Il est intéressant de savoir que la nature a bien prévue les choses… Les insomnies qui nous poursuivent en fin de grossesse ont pour finalité de nous préparer à ces nuits hachées qui vont suivre, à ces multiples réveils… notre corps se régule pour accueillir au mieux ce petite être…Dans le détail je ne sais pas exactement quel sont les hormones qui nous “portent” dans ce cas là, mais l’ocytocine doit y jouer un rôle. Savoir que notre corps est physiquement capable et préparé pour supporter quelque chose qu’on ne serait pas capable de supporter sans ce lien d’attachement qui nous lie à ce bébé devrait nous suffire pour affronter cette période de nuits écourtées, hachées et interrompues… Il faut juste donner une chance à notre corps d’assumer “son rôle” maternel et pour cela rien de mieux que d’écouter son cerveau archaïque au détriment du cerveau gauche…
Quand on entend de près ou de loin qu’un enfant qui pèse 6kg est physiquement capable de dormir la nuit, ou qu’à 8mois, on peut laisser pleurer un bébé etc, fermer vos oreilles et ne laissez pas entrer ces petites phrases toxiques atteindre votre cerveau… Vous savez ce que vous faites, vous le faites parce que vous écoutez votre instinct, cet instinct qui fait survivre l’humanité depuis des milliers d’années…
Même si on ne va pas dire à notre enfant qu’il doit dormir la nuit puisqu’il pèse 6kg on va quand même se dire “mais pourquoi il ne dort pas la nuit??” Et rien que cette question suffit à court-circuiter notre cerveau archaïque.

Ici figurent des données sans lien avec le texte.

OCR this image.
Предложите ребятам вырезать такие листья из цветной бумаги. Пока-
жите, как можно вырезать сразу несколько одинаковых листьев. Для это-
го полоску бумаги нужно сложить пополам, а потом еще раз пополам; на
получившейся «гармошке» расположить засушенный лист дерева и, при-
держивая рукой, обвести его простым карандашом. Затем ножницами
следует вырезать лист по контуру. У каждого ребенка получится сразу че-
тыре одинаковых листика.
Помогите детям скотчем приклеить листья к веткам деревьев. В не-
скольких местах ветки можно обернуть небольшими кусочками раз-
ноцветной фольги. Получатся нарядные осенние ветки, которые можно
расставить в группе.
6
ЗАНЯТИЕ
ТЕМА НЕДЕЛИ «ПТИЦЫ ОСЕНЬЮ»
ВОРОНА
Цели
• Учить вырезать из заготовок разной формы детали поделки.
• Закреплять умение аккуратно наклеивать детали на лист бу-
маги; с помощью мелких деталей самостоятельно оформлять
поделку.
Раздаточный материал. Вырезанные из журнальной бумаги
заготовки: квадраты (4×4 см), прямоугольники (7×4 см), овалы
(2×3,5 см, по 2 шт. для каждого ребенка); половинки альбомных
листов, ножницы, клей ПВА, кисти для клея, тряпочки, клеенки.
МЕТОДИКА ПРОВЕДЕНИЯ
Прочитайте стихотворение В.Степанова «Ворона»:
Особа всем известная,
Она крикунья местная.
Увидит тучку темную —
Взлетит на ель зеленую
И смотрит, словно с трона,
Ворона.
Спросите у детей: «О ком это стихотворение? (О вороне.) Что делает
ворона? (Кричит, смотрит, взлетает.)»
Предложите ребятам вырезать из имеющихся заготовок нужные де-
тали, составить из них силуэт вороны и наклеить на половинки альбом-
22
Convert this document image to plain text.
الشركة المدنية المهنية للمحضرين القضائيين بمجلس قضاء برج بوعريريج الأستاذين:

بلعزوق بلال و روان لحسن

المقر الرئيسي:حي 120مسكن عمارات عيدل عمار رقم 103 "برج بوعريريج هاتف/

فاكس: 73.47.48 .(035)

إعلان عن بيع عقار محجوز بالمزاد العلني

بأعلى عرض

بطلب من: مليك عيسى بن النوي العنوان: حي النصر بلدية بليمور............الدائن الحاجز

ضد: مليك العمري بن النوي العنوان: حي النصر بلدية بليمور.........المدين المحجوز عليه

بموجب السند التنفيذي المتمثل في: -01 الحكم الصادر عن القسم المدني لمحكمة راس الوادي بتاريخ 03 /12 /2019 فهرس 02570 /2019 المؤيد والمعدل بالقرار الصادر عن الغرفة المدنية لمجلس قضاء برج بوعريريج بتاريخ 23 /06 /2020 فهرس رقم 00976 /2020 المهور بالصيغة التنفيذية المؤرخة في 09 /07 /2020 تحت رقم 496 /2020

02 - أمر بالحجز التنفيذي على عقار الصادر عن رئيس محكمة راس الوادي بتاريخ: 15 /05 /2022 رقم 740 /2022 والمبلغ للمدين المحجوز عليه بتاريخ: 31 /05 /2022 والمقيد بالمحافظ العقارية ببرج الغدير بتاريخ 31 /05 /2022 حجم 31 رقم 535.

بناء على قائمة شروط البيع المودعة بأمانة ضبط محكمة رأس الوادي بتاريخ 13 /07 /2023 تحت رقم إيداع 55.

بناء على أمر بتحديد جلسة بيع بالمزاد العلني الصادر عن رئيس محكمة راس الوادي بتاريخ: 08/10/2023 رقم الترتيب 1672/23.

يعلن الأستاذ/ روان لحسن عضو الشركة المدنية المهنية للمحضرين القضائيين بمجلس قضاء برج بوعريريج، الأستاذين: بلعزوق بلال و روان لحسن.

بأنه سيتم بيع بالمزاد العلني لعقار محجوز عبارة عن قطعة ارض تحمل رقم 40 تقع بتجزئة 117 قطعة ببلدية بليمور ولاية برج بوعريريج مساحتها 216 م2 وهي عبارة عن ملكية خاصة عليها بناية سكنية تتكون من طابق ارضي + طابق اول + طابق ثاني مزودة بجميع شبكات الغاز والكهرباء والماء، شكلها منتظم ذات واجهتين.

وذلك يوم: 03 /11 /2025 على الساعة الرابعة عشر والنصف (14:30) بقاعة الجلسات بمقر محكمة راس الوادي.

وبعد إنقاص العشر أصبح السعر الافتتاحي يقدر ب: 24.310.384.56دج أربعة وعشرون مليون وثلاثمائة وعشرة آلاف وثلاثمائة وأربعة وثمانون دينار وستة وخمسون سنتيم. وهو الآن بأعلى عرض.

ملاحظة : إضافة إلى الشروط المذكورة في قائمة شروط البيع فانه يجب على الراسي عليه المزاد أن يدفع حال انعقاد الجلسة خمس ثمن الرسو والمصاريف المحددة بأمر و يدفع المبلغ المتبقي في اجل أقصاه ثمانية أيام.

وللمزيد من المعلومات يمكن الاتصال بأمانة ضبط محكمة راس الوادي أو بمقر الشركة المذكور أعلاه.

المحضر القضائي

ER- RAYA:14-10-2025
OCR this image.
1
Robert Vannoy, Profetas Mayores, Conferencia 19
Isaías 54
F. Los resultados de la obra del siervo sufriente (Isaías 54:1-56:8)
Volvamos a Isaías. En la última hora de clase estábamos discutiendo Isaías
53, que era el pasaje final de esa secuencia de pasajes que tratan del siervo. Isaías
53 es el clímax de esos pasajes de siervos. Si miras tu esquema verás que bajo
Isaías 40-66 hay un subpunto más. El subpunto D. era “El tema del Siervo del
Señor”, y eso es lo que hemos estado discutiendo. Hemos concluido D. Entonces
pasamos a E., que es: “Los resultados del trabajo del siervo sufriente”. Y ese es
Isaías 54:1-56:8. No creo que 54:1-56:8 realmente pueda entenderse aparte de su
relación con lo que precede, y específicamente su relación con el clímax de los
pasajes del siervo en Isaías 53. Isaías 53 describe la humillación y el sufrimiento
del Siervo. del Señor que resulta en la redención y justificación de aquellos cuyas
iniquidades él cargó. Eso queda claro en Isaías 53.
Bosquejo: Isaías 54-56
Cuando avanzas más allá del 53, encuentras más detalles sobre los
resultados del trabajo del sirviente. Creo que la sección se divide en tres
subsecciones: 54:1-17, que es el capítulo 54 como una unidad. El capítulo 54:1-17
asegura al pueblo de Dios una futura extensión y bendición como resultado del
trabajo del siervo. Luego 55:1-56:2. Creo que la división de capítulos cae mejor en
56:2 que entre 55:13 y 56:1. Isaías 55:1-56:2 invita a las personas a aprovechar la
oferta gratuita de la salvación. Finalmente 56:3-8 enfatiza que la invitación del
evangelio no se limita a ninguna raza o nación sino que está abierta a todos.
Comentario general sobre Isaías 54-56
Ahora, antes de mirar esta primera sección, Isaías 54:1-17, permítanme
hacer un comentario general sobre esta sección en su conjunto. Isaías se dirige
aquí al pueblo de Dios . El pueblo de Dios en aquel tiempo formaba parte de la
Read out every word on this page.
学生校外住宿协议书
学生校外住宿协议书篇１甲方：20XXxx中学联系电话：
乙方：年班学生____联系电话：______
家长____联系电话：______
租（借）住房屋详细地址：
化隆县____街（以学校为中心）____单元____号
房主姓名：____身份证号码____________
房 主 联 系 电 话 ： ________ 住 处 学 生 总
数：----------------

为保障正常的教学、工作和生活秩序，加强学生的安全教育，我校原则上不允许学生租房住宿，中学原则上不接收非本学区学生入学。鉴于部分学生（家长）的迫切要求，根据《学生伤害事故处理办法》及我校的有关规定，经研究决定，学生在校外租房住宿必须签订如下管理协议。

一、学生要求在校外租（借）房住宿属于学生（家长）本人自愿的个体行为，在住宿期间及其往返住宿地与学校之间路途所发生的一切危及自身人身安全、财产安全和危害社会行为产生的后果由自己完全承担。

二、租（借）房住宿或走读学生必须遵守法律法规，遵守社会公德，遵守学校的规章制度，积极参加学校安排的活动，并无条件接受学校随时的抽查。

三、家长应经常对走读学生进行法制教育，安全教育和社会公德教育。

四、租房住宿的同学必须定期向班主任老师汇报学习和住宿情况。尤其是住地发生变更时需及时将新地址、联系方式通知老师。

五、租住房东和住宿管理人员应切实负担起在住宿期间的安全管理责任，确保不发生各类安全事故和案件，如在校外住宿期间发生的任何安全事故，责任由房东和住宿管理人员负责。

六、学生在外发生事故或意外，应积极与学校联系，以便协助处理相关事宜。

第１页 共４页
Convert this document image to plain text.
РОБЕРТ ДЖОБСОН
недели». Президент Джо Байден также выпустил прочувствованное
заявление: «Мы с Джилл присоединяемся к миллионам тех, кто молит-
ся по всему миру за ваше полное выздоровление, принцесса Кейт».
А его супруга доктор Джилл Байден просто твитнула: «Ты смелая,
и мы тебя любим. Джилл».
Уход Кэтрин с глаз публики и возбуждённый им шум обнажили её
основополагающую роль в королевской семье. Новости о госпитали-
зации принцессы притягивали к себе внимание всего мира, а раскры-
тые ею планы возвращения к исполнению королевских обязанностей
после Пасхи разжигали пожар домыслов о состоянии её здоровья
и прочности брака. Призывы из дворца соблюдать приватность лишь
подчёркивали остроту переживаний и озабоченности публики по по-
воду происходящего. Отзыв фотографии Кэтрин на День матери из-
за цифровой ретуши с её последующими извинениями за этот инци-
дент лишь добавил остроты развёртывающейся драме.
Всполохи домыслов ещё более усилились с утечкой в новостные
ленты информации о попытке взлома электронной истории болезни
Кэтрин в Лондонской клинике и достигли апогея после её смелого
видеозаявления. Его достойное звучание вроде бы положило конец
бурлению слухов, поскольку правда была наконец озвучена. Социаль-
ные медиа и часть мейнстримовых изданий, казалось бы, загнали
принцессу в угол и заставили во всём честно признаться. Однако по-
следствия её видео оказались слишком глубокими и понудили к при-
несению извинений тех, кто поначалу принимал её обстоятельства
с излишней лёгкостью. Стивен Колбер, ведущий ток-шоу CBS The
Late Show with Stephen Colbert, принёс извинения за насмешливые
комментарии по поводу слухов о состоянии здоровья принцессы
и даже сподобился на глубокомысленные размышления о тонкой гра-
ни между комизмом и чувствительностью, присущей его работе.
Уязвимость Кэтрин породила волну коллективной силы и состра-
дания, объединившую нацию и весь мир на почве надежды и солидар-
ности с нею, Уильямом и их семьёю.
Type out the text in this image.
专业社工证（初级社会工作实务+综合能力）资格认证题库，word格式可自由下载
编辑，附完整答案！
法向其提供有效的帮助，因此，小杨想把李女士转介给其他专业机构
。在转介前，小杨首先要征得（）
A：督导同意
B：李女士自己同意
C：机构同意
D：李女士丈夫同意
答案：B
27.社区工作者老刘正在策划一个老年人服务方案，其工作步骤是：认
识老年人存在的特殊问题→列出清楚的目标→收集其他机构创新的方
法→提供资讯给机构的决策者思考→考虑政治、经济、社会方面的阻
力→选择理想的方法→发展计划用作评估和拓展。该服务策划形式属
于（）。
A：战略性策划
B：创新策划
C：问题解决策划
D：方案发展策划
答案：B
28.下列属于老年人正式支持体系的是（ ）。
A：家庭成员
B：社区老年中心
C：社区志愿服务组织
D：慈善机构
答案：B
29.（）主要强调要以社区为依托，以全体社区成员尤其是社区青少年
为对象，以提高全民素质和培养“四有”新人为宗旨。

Je ne sais pas si cela est vraiment faisable de rester à l’abri de tout discours “progressiste” (ce n’est pas péjoratif, c’est juste un terme que j’emploie ici pour désigner les opinions qui évacuent les indications du cerveau archaïque)… Il m’est arrivé régulièrement de connaître des “bas”, mais vu la longueur de mes allaitements, la joie que j’y trouve, le bonheur que cela procure à tout le monde et cette envie de ne surtout pas arrêter, je me rends compte qu’il est possible d’écouter ce bon cerveau archaïque et de lâcher-prise sur le reste.
Pour les nuits hachées, j’ai testé plusieurs “méthodes” dont celle où le papa se lève et berce l’enfant jusqu’à ce qu’il dorme… mais il faut tenir pour cela plusieurs jours… et c’est dur… et la maman ne dort pas non plus pendant ce temps… c’est certainement la “méthode” la plus douce pour apprendre aux enfants à se passer du sein de la maman, mais chez nous, on n’est pas arrivés au bout, et au final je trouve que c’est moins épuisant d’allaiter le petit mi-endormi plutôt que de le bercer des heures…Chacun se rendort en paix…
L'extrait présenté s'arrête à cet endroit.